This ...
How the PDf viewer know that CANADA is in the second column not in the third.
is the wrong sort of question -- but the "why" contains hints for a possible solution.
The question is "wrong" because your "PDF viewer" does not know text should be in the second column. There "is" no spoon column in a PDF: all that the viewer gets is a list of (x,y) positions and text to display it on. All it has to do is move a cursor to that (x,y) position and draw the text. See? No columns involved. Not a single [Tab] character either (or any other kind of magic \specialChar
, for that matter).
A dumb, straightforward to-text converter scans the input file for text runs and writes them out immediately. It may test for x-positions that are larger than expected, and insert a space when necessary -- in fact, it seems iText does this because inspecting your file shows there is no 'space' character stored between "1" and "WJC:PLAYOFFS CANADA". There is a move to a larger x position on the same y position, so iText infers there is 'something'.
A possible solution is to store all (x,y) coordinates of all text fragments, sort them, and then test whether the end of each text fragment is within a reasonable distance of the start of the next one. (This requires you to retrieve the character widths as well.) If the distance is more or less equal to a space width, you can output a 'space'. If it's more, you can output a [Tab]. The following is the output of a simple PDF reader that does exactly this:
1 WJC:PLAYOFFS CANADA TSN+ M.W.... 19:30 21:57 5133
2 WJC:PLYOFF CAN PSTGM TSN+ ..W.... 21:54 22:21 3558
3 BIG BANG THEORY CTV Total ...T... 20:00 20:31 3334
-- I aligned the columns manually for clarity, as there was only a single [Tab] between each column.
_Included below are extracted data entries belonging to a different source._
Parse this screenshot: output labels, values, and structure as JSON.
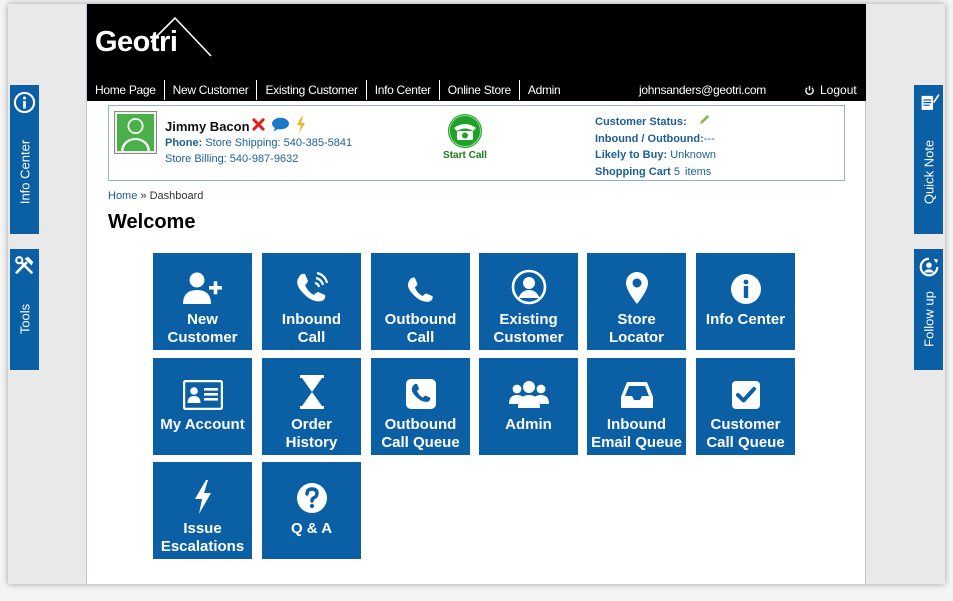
{
  "brand": {
    "logo": "Geotri"
  },
  "nav": {
    "items": [
      "Home Page",
      "New Customer",
      "Existing Customer",
      "Info Center",
      "Online Store",
      "Admin"
    ],
    "user_email": "johnsanders@geotri.com",
    "logout_label": "Logout"
  },
  "customer": {
    "name": "Jimmy Bacon",
    "phone_label": "Phone:",
    "phone_shipping": "Store Shipping: 540-385-5841",
    "phone_billing": "Store Billing: 540-987-9632",
    "start_call_label": "Start Call",
    "status": {
      "customer_status_label": "Customer Status:",
      "inbound_outbound_label": "Inbound / Outbound:",
      "inbound_outbound_value": "---",
      "likely_label": "Likely to Buy:",
      "likely_value": "Unknown",
      "cart_label": "Shopping Cart",
      "cart_count": "5",
      "cart_suffix": "items"
    }
  },
  "breadcrumb": {
    "home": "Home",
    "separator": "»",
    "current": "Dashboard"
  },
  "page_title": "Welcome",
  "tiles": [
    {
      "line1": "New",
      "line2": "Customer",
      "icon": "add-user-icon"
    },
    {
      "line1": "Inbound",
      "line2": "Call",
      "icon": "ringing-phone-icon"
    },
    {
      "line1": "Outbound",
      "line2": "Call",
      "icon": "phone-icon"
    },
    {
      "line1": "Existing",
      "line2": "Customer",
      "icon": "user-circle-icon"
    },
    {
      "line1": "Store",
      "line2": "Locator",
      "icon": "map-pin-icon"
    },
    {
      "line1": "Info Center",
      "line2": "",
      "icon": "info-icon"
    },
    {
      "line1": "My Account",
      "line2": "",
      "icon": "id-card-icon"
    },
    {
      "line1": "Order",
      "line2": "History",
      "icon": "hourglass-icon"
    },
    {
      "line1": "Outbound",
      "line2": "Call Queue",
      "icon": "phone-square-icon"
    },
    {
      "line1": "Admin",
      "line2": "",
      "icon": "group-icon"
    },
    {
      "line1": "Inbound",
      "line2": "Email Queue",
      "icon": "inbox-icon"
    },
    {
      "line1": "Customer",
      "line2": "Call Queue",
      "icon": "check-square-icon"
    },
    {
      "line1": "Issue",
      "line2": "Escalations",
      "icon": "bolt-icon"
    },
    {
      "line1": "Q & A",
      "line2": "",
      "icon": "question-circle-icon"
    }
  ],
  "side_tabs": {
    "left": [
      {
        "label": "Info Center",
        "icon": "info-icon"
      },
      {
        "label": "Tools",
        "icon": "tools-icon"
      }
    ],
    "right": [
      {
        "label": "Quick Note",
        "icon": "note-icon"
      },
      {
        "label": "Follow up",
        "icon": "follow-up-icon"
      }
    ]
  },
  "colors": {
    "tile_blue": "#0b5fa5",
    "link_blue": "#1c5f96",
    "header_black": "#000000",
    "start_call_green": "#1a7a1a"
  }
}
Your document is 'easy', in that every column contains some text. It's ever so slightly harder if it does not (but if necessary, you could create a list of likely tab positions, and test each new text string against that).
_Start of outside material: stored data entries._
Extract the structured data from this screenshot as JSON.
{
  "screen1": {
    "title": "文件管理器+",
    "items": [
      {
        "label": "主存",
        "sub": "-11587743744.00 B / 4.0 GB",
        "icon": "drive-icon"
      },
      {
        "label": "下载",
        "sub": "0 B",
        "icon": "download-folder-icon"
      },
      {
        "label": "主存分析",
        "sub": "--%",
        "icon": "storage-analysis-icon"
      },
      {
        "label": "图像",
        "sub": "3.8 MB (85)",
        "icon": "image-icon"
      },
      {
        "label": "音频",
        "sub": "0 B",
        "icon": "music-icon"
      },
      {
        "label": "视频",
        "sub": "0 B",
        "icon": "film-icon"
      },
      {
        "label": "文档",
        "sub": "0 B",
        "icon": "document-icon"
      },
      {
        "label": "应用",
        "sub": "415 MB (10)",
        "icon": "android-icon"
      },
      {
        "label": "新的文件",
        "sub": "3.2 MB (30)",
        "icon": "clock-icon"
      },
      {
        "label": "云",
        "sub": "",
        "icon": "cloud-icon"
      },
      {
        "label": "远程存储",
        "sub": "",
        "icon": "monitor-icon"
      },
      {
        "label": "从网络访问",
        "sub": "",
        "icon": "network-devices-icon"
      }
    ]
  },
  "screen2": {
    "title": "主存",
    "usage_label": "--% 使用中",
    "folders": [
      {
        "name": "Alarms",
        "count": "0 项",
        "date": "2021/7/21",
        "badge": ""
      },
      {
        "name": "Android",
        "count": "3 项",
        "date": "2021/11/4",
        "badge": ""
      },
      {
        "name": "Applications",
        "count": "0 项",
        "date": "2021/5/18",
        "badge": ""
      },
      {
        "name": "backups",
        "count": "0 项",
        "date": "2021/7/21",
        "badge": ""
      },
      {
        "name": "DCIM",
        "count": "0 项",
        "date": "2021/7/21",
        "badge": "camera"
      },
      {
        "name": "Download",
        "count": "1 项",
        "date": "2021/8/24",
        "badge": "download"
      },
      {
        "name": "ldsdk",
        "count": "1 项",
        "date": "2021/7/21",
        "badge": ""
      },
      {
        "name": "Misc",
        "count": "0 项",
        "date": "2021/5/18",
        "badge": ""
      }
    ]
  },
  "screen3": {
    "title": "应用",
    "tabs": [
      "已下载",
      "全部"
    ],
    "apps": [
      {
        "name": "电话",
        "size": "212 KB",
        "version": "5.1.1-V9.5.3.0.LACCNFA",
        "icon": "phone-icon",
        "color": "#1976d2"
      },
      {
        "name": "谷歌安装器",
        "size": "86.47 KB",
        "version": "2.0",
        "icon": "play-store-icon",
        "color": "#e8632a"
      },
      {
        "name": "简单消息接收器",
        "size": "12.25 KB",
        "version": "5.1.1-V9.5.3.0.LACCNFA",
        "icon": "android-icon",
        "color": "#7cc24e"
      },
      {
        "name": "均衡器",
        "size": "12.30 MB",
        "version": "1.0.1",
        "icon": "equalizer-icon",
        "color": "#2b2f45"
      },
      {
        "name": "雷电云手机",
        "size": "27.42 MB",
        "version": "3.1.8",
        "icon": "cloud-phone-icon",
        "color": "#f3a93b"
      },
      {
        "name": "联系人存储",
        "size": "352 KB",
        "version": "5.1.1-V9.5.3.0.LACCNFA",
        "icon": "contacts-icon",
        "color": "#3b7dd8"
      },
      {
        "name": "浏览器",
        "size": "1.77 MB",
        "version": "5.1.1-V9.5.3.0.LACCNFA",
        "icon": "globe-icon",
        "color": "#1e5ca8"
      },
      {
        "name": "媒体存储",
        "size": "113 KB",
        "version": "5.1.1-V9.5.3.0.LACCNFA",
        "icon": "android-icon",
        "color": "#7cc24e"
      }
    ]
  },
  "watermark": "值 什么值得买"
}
In short, you cannot use the plain function getTextFromPage
, you need to retrieve correct x and y positions and process them.
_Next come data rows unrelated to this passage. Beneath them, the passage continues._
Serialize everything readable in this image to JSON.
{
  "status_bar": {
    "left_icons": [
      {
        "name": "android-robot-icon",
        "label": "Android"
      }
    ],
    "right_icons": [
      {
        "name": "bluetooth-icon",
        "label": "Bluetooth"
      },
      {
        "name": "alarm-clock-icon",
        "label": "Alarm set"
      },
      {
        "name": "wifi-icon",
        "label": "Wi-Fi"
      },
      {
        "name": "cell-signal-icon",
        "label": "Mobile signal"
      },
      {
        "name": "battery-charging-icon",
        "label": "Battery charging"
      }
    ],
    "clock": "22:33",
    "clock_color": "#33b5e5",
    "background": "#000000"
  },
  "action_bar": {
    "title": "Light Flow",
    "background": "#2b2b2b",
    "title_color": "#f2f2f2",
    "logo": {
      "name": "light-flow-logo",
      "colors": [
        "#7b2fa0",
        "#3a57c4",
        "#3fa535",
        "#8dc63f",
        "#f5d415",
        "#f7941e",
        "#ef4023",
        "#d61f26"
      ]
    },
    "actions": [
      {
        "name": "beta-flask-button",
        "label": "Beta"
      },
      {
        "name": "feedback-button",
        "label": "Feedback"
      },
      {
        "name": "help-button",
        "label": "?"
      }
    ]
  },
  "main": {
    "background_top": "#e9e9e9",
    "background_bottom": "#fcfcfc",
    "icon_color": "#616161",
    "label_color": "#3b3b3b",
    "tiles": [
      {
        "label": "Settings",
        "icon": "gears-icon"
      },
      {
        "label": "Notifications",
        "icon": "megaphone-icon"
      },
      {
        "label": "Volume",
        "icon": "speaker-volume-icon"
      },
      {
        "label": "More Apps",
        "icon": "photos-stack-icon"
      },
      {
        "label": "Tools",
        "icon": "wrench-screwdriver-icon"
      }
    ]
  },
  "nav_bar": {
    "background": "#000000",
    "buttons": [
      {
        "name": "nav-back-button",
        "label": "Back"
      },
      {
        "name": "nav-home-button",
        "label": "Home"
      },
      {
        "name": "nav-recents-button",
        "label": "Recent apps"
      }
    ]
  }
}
Surprising: for some unknown reason the line
20 LAW AND ORDER:SVU CTV Total W 21:00 23:00 1295
is included twice in this document on exactly the same position. I did not anticipate that, and so after sorting, I got this in my output:
20<FONT ArialMT>20 LALAWW ANANDD ORDEORDER:SR:SVUVU CTCTVV TTotalotal ..WW.... 21:0021:00 23:0023:00 1295<FONT Arial-BoldMT>1295
A simpler solution
... would be to manually create a list of "Broadcast Outlets". The list has a fairly predictable format: [digits] [Title] [Outlet] ..
(etc.), and only Title and Outlet do not follow a specific pattern. In this list I count just 4 different broadcasters. Parsing the remaining 'columns' should be straightforward.